Using Anaconda you can create the environment via
conda env create -f environment.yml
Alternatively requirements.txt
contains all exact versions that have been tested. These can be installed with Anaconda via
conda create --name pcvf --file requirements.txt
The requirements might have to be adjusted if the use of cuda is desired. After installing the requirements execute the following command in the directory of the repository.
pip install -e .
The experiments
folder contains configurations for most experiments of the thesis in a custom format. The script execute_experiment.py
offers the possibility to run these configurations. For example
python execute_experiment.py hc_comp_s_pcac_fp 50000
will run the experiment with the name hc_comp_s_pcac_fp
for 50000 exploration steps. How many time steps in the environment are executed for one exploration step depends on the specific algorithm. All other parameters are set in the according config.ini
file (here experiments/hc_comp_s_pcac_fp/config.ini). At the end of the run a checkpoint is created in the experiment folder with an incremental run ID. This checkpoint may be used to evaluate the policy or continue training. Rerunning the command will result in a newly initialized run. Old runs can also be continued by including the --run_id
option as follows:
python execute_experiment.py hc_comp_s_pcac_fp 50000 --run_id 1 --device "cpu"
Also --device
specifies the device to run the experiment on. By default the script will check whether cuda is available and will use it if so. This option may be used to overrule this default.
After executing an experiment the resulting policy can be viewed with the observe.py
script as following:
python observe.py hc_comp_s_pcac_fp 1000
The 1000
here indicate for how many time steps the demonstration should run. The environment is reset if the episode terminates. Here the latest (highest id) run of the experiment is shown, again with the --run_id
option a specific run can be shown.
python observe.py "hc_comp_s_pcac_fp" 1000 --run_id 1 --no-render
The option --no-render
disables the rendering. At the end of the time steps the mean and standard deviation of the return across all episodes is printed.

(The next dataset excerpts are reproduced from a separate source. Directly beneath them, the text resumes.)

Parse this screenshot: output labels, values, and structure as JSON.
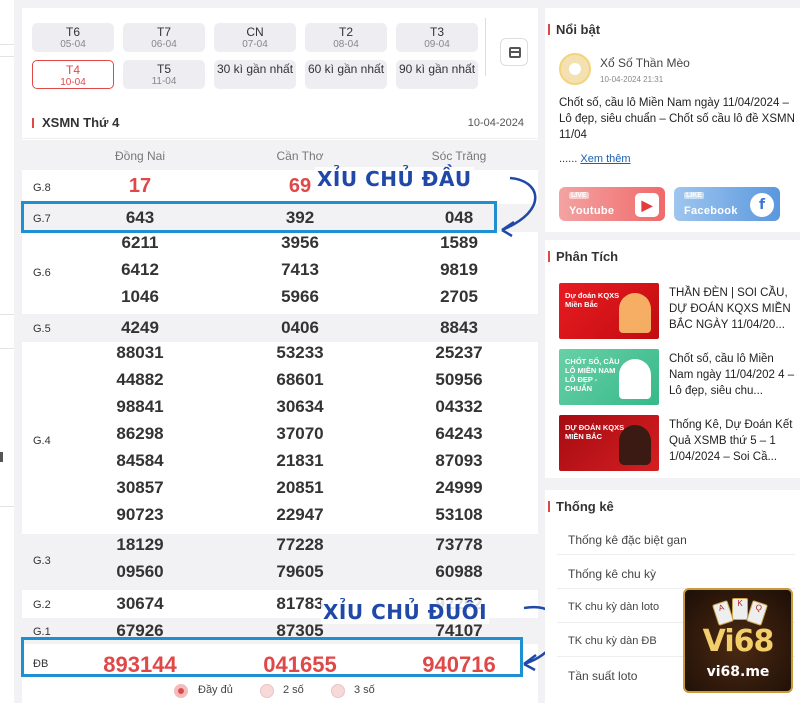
{
  "days": [
    {
      "label": "T6",
      "date": "05-04"
    },
    {
      "label": "T7",
      "date": "06-04"
    },
    {
      "label": "CN",
      "date": "07-04"
    },
    {
      "label": "T2",
      "date": "08-04"
    },
    {
      "label": "T3",
      "date": "09-04"
    },
    {
      "label": "T4",
      "date": "10-04"
    },
    {
      "label": "T5",
      "date": "11-04"
    }
  ],
  "ranges": [
    "30 kì gần nhất",
    "60 kì gần nhất",
    "90 kì gần nhất"
  ],
  "result": {
    "title": "XSMN Thứ 4",
    "date": "10-04-2024",
    "provinces": [
      "Đồng Nai",
      "Cần Thơ",
      "Sóc Trăng"
    ],
    "g8": [
      "17",
      "69",
      ""
    ],
    "g7": [
      "643",
      "392",
      "048"
    ],
    "g6": [
      [
        "6211",
        "3956",
        "1589"
      ],
      [
        "6412",
        "7413",
        "9819"
      ],
      [
        "1046",
        "5966",
        "2705"
      ]
    ],
    "g5": [
      "4249",
      "0406",
      "8843"
    ],
    "g4": [
      [
        "88031",
        "53233",
        "25237"
      ],
      [
        "44882",
        "68601",
        "50956"
      ],
      [
        "98841",
        "30634",
        "04332"
      ],
      [
        "86298",
        "37070",
        "64243"
      ],
      [
        "84584",
        "21831",
        "87093"
      ],
      [
        "30857",
        "20851",
        "24999"
      ],
      [
        "90723",
        "22947",
        "53108"
      ]
    ],
    "g3": [
      [
        "18129",
        "77228",
        "73778"
      ],
      [
        "09560",
        "79605",
        "60988"
      ]
    ],
    "g2": [
      "30674",
      "81783",
      "92252"
    ],
    "g1": [
      "67926",
      "87305",
      "74107"
    ],
    "db": [
      "893144",
      "041655",
      "940716"
    ],
    "labels": {
      "g8": "G.8",
      "g7": "G.7",
      "g6": "G.6",
      "g5": "G.5",
      "g4": "G.4",
      "g3": "G.3",
      "g2": "G.2",
      "g1": "G.1",
      "db": "ĐB"
    }
  },
  "annotations": {
    "top": "XỈU CHỦ ĐẦU",
    "bottom": "XỈU CHỦ ĐUÔI"
  },
  "options": [
    "Đầy đủ",
    "2 số",
    "3 số"
  ],
  "sidebar": {
    "featured": {
      "heading": "Nổi bật",
      "author": "Xổ Số Thần Mèo",
      "time": "10-04-2024 21:31",
      "text": "Chốt số, cầu lô Miền Nam ngày 11/04/2024 – Lô đẹp, siêu chuẩn – Chốt số cầu lô đề XSMN 11/04",
      "more_prefix": "......",
      "more": "Xem thêm"
    },
    "social": [
      {
        "live": "LIVE",
        "label": "Youtube",
        "logo": "▶"
      },
      {
        "live": "LIKE",
        "label": "Facebook",
        "logo": "f"
      }
    ],
    "analysis": {
      "heading": "Phân Tích",
      "items": [
        {
          "thumb": "Dự đoán KQXS Miền Bắc",
          "text": "THẦN ĐÈN | SOI CẦU, DỰ ĐOÁN KQXS MIỀN BẮC NGÀY 11/04/20..."
        },
        {
          "thumb": "CHỐT SỐ, CẦU LÔ MIỀN NAM LÔ ĐẸP - CHUẨN",
          "text": "Chốt số, cầu lô Miền Nam ngày 11/04/202 4 – Lô đẹp, siêu chu..."
        },
        {
          "thumb": "DỰ ĐOÁN KQXS MIỀN BẮC",
          "text": "Thống Kê, Dự Đoán Kết Quả XSMB thứ 5 – 1 1/04/2024 – Soi Cầ..."
        }
      ]
    },
    "stats": {
      "heading": "Thống kê",
      "links": [
        "Thống kê đặc biệt gan",
        "Thống kê chu kỳ",
        "TK chu kỳ dàn loto",
        "TK chu kỳ dàn ĐB",
        "Tần suất loto"
      ]
    }
  },
  "watermark": {
    "brand": "Vi68",
    "url": "vi68.me",
    "cards": [
      "A",
      "K",
      "Q"
    ]
  }
}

The following table shows which experiments are contained in this repository and in which figures they (or very similar configurations) have been used.

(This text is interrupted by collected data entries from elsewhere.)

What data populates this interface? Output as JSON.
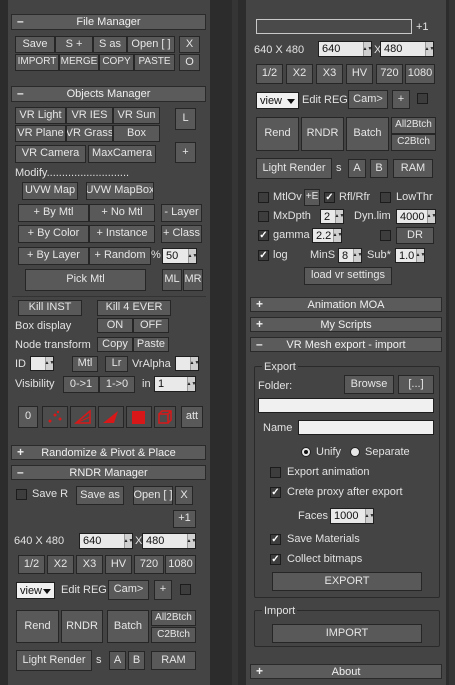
{
  "left": {
    "file_manager": {
      "title": "File Manager",
      "row1": [
        "Save",
        "S +",
        "S as",
        "Open [ ]",
        "X"
      ],
      "row2": [
        "IMPORT",
        "MERGE",
        "COPY",
        "PASTE",
        "O"
      ]
    },
    "objects_manager": {
      "title": "Objects Manager",
      "vr_row1": [
        "VR Light",
        "VR IES",
        "VR Sun"
      ],
      "vr_row2": [
        "VR Plane",
        "VR Grass",
        "Box"
      ],
      "l_button": "L",
      "camera_row": [
        "VR Camera",
        "MaxCamera"
      ],
      "plus_button": "+",
      "modify_label": "Modify...........................",
      "uvw": [
        "UVW Map",
        "UVW MapBox"
      ],
      "by_mtl": "+ By Mtl",
      "no_mtl": "+ No Mtl",
      "layer_minus": "- Layer",
      "by_color": "+ By Color",
      "instance": "+ Instance",
      "class_plus": "+ Class",
      "by_layer": "+ By Layer",
      "random": "+ Random",
      "percent": "%",
      "percent_value": "50",
      "pick_mtl": "Pick Mtl",
      "ml": "ML",
      "mr": "MR",
      "kill_inst": "Kill INST",
      "kill_4ever": "Kill 4 EVER",
      "box_display_label": "Box display",
      "on": "ON",
      "off": "OFF",
      "node_transform_label": "Node transform",
      "copy": "Copy",
      "paste": "Paste",
      "id_label": "ID",
      "mtl": "Mtl",
      "lr": "Lr",
      "vralpha": "VrAlpha",
      "visibility_label": "Visibility",
      "zero_to_one": "0->1",
      "one_to_zero": "1->0",
      "in_label": "in",
      "in_value": "1",
      "icons_zero": "0",
      "att": "att"
    },
    "randomize": {
      "title": "Randomize & Pivot & Place",
      "sign": "+"
    },
    "rndr_manager": {
      "title": "RNDR Manager",
      "save_r": "Save R",
      "save_as": "Save as",
      "open": "Open [ ]",
      "x": "X",
      "plus1": "+1",
      "res_label": "640 X 480",
      "width": "640",
      "height": "480",
      "presets": [
        "1/2",
        "X2",
        "X3",
        "HV",
        "720",
        "1080"
      ],
      "view": "view",
      "edit_reg": "Edit REG",
      "cam": "Cam>",
      "plus": "+",
      "rend": "Rend",
      "rndr": "RNDR",
      "batch": "Batch",
      "all2btch": "All2Btch",
      "c2btch": "C2Btch",
      "light_render": "Light Render",
      "s": "s",
      "a": "A",
      "b": "B",
      "ram": "RAM"
    }
  },
  "right": {
    "plus1": "+1",
    "res_label": "640 X 480",
    "width": "640",
    "height": "480",
    "presets": [
      "1/2",
      "X2",
      "X3",
      "HV",
      "720",
      "1080"
    ],
    "view": "view",
    "edit_reg": "Edit REG",
    "cam": "Cam>",
    "plus": "+",
    "rend": "Rend",
    "rndr": "RNDR",
    "batch": "Batch",
    "all2btch": "All2Btch",
    "c2btch": "C2Btch",
    "light_render": "Light Render",
    "s": "s",
    "a": "A",
    "b": "B",
    "ram": "RAM",
    "mtlov": "MtlOv",
    "plus_e": "+E",
    "rfl_rfr": "Rfl/Rfr",
    "lowthr": "LowThr",
    "mxdpth": "MxDpth",
    "mxdpth_value": "2",
    "dyn_lim": "Dyn.lim",
    "dyn_lim_value": "4000",
    "gamma": "gamma",
    "gamma_value": "2.2",
    "dr": "DR",
    "log": "log",
    "mins": "MinS",
    "mins_value": "8",
    "sub": "Sub*",
    "sub_value": "1.0",
    "load_vr_settings": "load vr settings",
    "animation_moa": "Animation MOA",
    "my_scripts": "My Scripts",
    "vr_mesh": "VR Mesh export - import",
    "export_group": "Export",
    "folder_label": "Folder:",
    "browse": "Browse",
    "dots": "[...]",
    "name_label": "Name",
    "unify": "Unify",
    "separate": "Separate",
    "export_animation": "Export animation",
    "crete_proxy": "Crete proxy after export",
    "faces_label": "Faces",
    "faces_value": "1000",
    "save_materials": "Save Materials",
    "collect_bitmaps": "Collect bitmaps",
    "export_btn": "EXPORT",
    "import_group": "Import",
    "import_btn": "IMPORT",
    "about": "About"
  },
  "colors": {
    "icon_red": "#d81818",
    "panel_bg": "#444444"
  }
}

Experiment identifier | Figures |
---|---|
hc_comp_s_pcac_fp | 14, 17 |
hc_comp_ss_pcac_fp | 14 |
hc_nstep_s_pcac_fp | 13, 17 |
hc_psvf | 2, 17 |
hc_s_pcac_fe_small | 8 |
hc_s_pcac_fp | 13, 14, 17 |
hc_s_pcac_fp_small | 8 |
hc_s_pcac_ne_small | 8 |
pen_comp_s_pcac_fp | 14 |
pen_comp_ss_pcac_fp | 14, 15, 17 |
pen_ma_comp_ss_pcac_fp | 15, 16 |
pen_ma_nstep_s_pcac_fp | 15, 16 |
pen_nstep_s_pcac_fp | 13, 15, 17 |
pen_pavf | - |
pen_pssvf | 2, 17 |
pen_psvf | 2 |
pen_s_pcac_fe | 8, 13, 14, 15, 16, 17 |
pen_s_pcac_fp | 8, 11 |
pen_s_pcac_ne | 8, 12 |
The names are structured as follows: environment_algorithm_embedding_other
Shorthands:
- hc - HalfCheetah-v2
- pen - Pendulum-v0
- s - state
- ss - start state
- comp - Comparing
- pcac - Policy-Conditioned Actor Critic
- ma - Multi Actor
- fp - Fingerprinting
- ne - Neuron embedding
- fe - flat embedding
- nstep - N-step
- pavf - Parameter-Based State-Action Value Function
- pssvf - Parameter-Based Start State Value Function
See thesis.pdf
for details on individual methods.
The Reinforcement Learning parts of the code, and some other bits, are documented with DocStrings in the code. If an interface exists, the purpose of all functions are documented within the interface. Specific subclasses are only documented in their general purpose or when a sufficient difference exists.
A Policy trained with the N-step PCAC algorithm in the Pendulum-v0 environment.
A Policy trained with the Comparing State PCAC algorithm in the HalfCHeetah-v2 environment.